Sensex sinks to 28-month low

Our Bureau Updated - November 13, 2017 at 02:50 AM.

An online trader reacting to the downtrend in the domestic equity market. (file photo)

The stock markets continued their downward spiral at the opening session on Monday as global cues remained negative. Reports of the sudden demise of North Korean leader Kim Jong-il sparked sell-off across the region.

Besides, a comment by Mr Christopher Wood of CLSA, that “a violent selloff down to the 11,000-12,000 levels on the Sensex, combined with a further depreciation in the rupee to the Rs 60/$ level, now appears quite possible,” also affected the sentiment.

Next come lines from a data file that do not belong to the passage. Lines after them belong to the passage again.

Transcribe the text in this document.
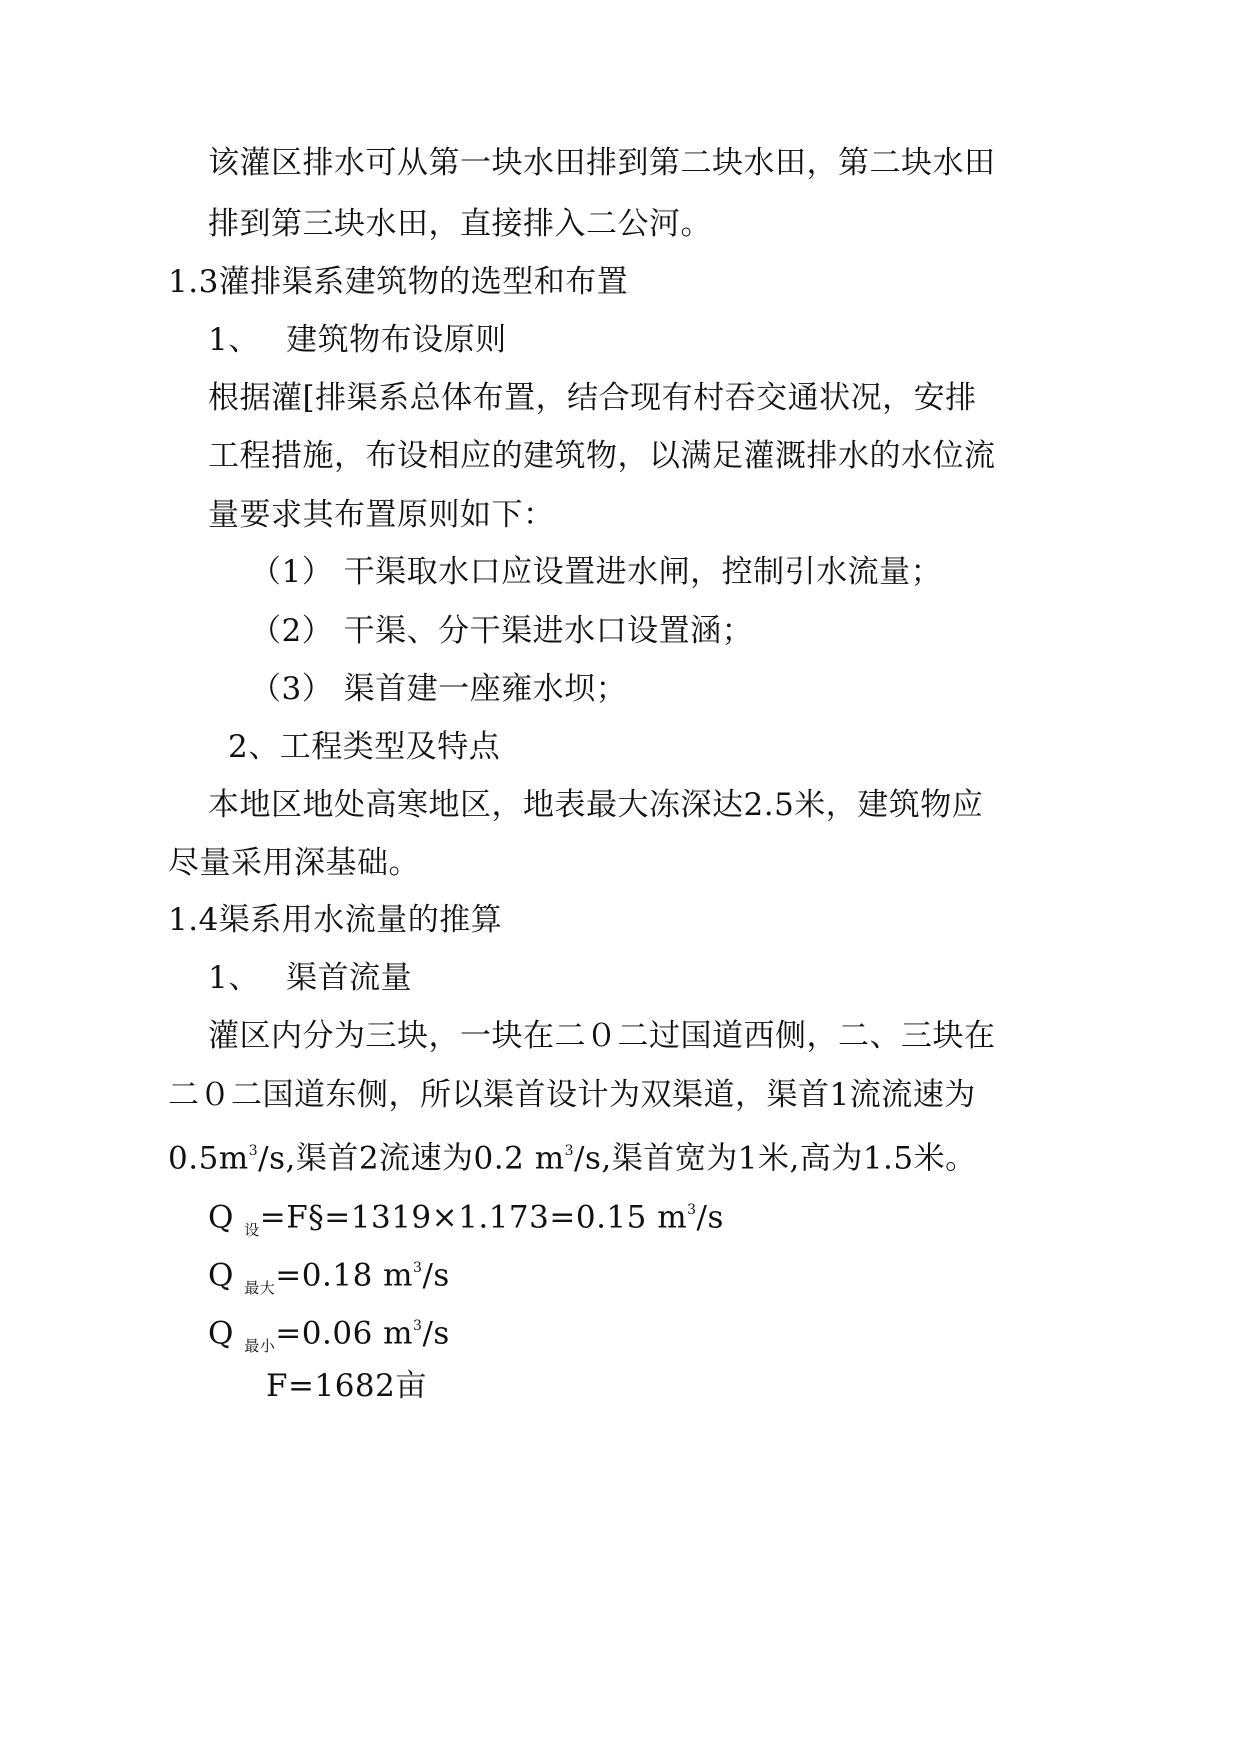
该灌区排水可从第一块水田排到第二块水田，第二块水田
排到第三块水田，直接排入二公河。
1.3灌排渠系建筑物的选型和布置
1、　 建筑物布设原则
根据灌[排渠系总体布置，结合现有村吞交通状况，安排
工程措施，布设相应的建筑物，以满足灌溉排水的水位流
量要求其布置原则如下：
（1） 干渠取水口应设置进水闸，控制引水流量；
（2） 干渠、分干渠进水口设置涵；
（3） 渠首建一座雍水坝；
2、工程类型及特点
本地区地处高寒地区，地表最大冻深达2.5米，建筑物应
尽量采用深基础。
1.4渠系用水流量的推算
1、　 渠首流量
灌区内分为三块，一块在二０二过国道西侧，二、三块在
二０二国道东侧，所以渠首设计为双渠道，渠首1流流速为
$0.5m^3/s$,渠首2流速为0.2 $m^3/s$,渠首宽为1米,高为1.5米。
Q $_设$=F§=1319×1.173=0.15 $m^3/s$
Q $_{最大}$=0.18 $m^3/s$
Q $_{最小}$=0.06 $m^3/s$
F=1682亩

However, recovery in the European stock market helped Indian benchmarks to shave off most of the losses but still ended at 28-month lows. For the fourth straight session, Indian indices closed in the red. The BSE Sensex which dropped 15,190.74 during the day recovered to 15,379.34, a fall of 0.72 per cent from Friday. The NSE's S&P CNX Nifty declined 38.50 points to 4,613.10.

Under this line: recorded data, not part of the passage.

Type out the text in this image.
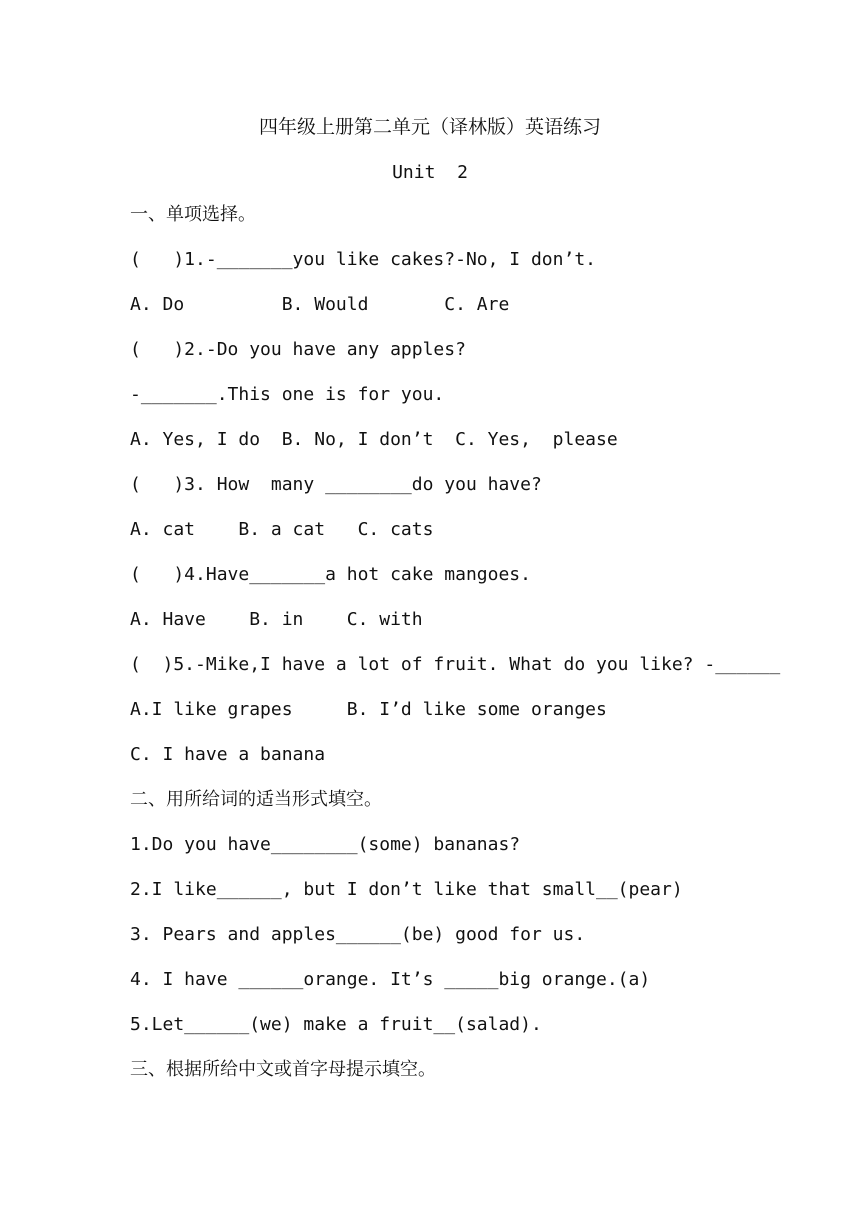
四年级上册第二单元（译林版）英语练习
Unit  2
一、单项选择。
(   )1.-_______you like cakes?-No, I don’t.
A. Do         B. Would       C. Are
(   )2.-Do you have any apples?
-_______.This one is for you.
A. Yes, I do  B. No, I don’t  C. Yes,  please
(   )3. How  many ________do you have?
A. cat    B. a cat   C. cats
(   )4.Have_______a hot cake mangoes.
A. Have    B. in    C. with
(  )5.-Mike,I have a lot of fruit. What do you like? -______
A.I like grapes     B. I’d like some oranges
C. I have a banana
二、用所给词的适当形式填空。
1.Do you have________(some) bananas?
2.I like______, but I don’t like that small__(pear)
3. Pears and apples______(be) good for us.
4. I have ______orange. It’s _____big orange.(a)
5.Let______(we) make a fruit__(salad).
三、根据所给中文或首字母提示填空。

FIIs continued their selling spree. They sold shares worth Rs 450.37 crore on Monday, according to stock exchange data. Domestic institutions were buyers to the tune of Rs 18.6 crore. The rupee ended at 52.88/90 to the dollar from Friday's close of 52.70/72, after touching a low of 53.25 during the day.

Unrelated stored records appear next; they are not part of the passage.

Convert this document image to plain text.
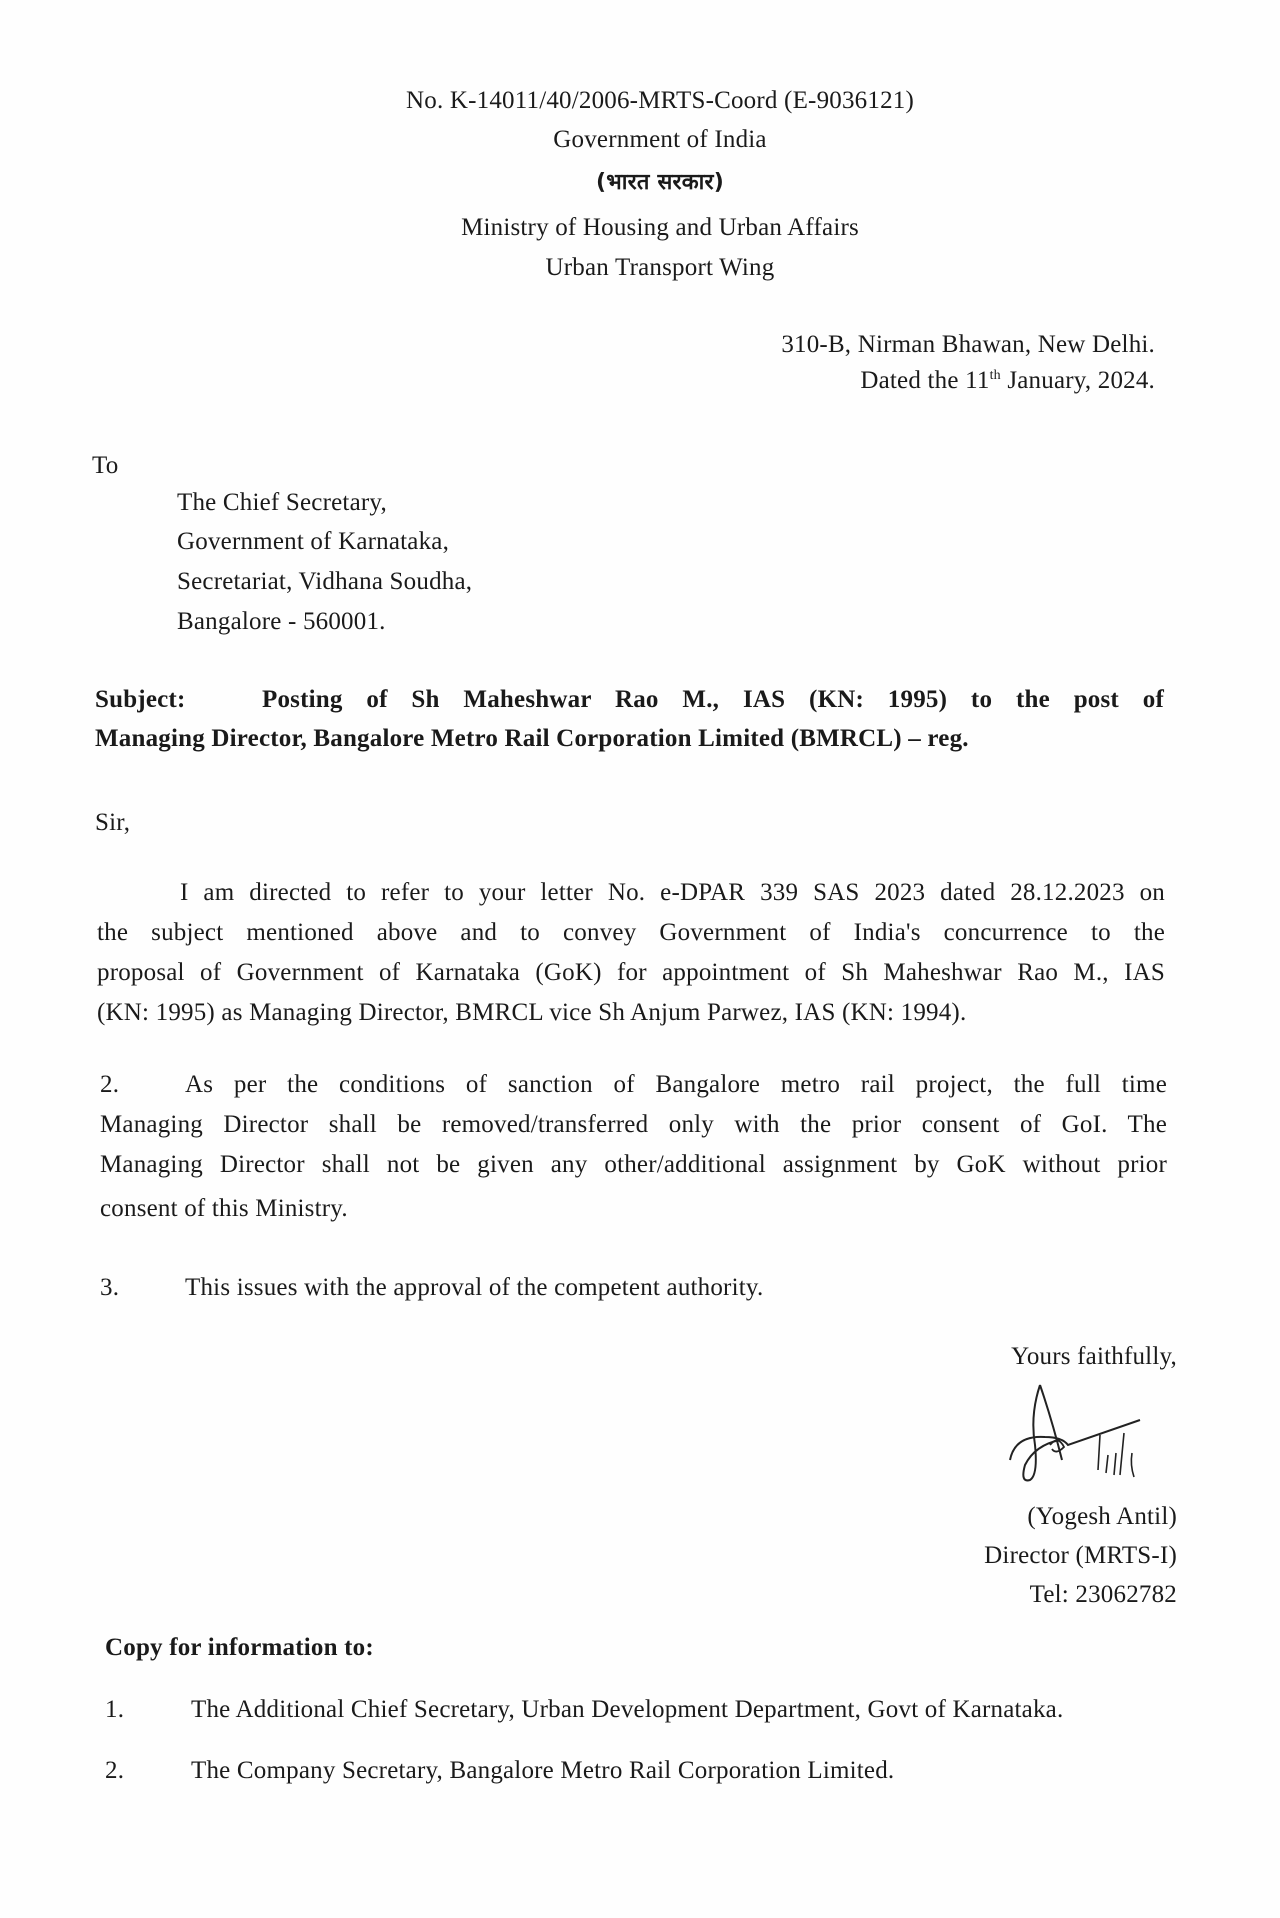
No. K-14011/40/2006-MRTS-Coord (E-9036121)
Government of India
(भारत सरकार)
Ministry of Housing and Urban Affairs
Urban Transport Wing
310-B, Nirman Bhawan, New Delhi.
Dated the 11th January, 2024.
To
The Chief Secretary,
Government of Karnataka,
Secretariat, Vidhana Soudha,
Bangalore - 560001.
Subject:	Posting of Sh Maheshwar Rao M., IAS (KN: 1995) to the post of
Managing Director, Bangalore Metro Rail Corporation Limited (BMRCL) – reg.
Sir,
I am directed to refer to your letter No. e-DPAR 339 SAS 2023 dated 28.12.2023 on
the subject mentioned above and to convey Government of India's concurrence to the
proposal of Government of Karnataka (GoK) for appointment of Sh Maheshwar Rao M., IAS
(KN: 1995) as Managing Director, BMRCL vice Sh Anjum Parwez, IAS (KN: 1994).
2.	As per the conditions of sanction of Bangalore metro rail project, the full time
Managing Director shall be removed/transferred only with the prior consent of GoI. The
Managing Director shall not be given any other/additional assignment by GoK without prior
consent of this Ministry.
3.	This issues with the approval of the competent authority.
Yours faithfully,
(Yogesh Antil)
Director (MRTS-I)
Tel: 23062782
Copy for information to:
1.	The Additional Chief Secretary, Urban Development Department, Govt of Karnataka.
2.	The Company Secretary, Bangalore Metro Rail Corporation Limited.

Recovery was seen in the broader markets with pivotals such as Reliance industries, TCS and Tata Motors gaining ground. However, the advances to decline ratio was disappointing with 36 declines out of the Nifty-Fifty stocks. The rate sensitive shares such as banking and real estate stocks fell with Axis Bank, Punjab National Bank, DLF and SBI being top losers, falling in range of 3-6 per cent.

“Overall, markets continue to remain in the downtrend making new lows and lower highs,” said Mr Milan Bavishi, Head Research-Inventure Growth and Securities.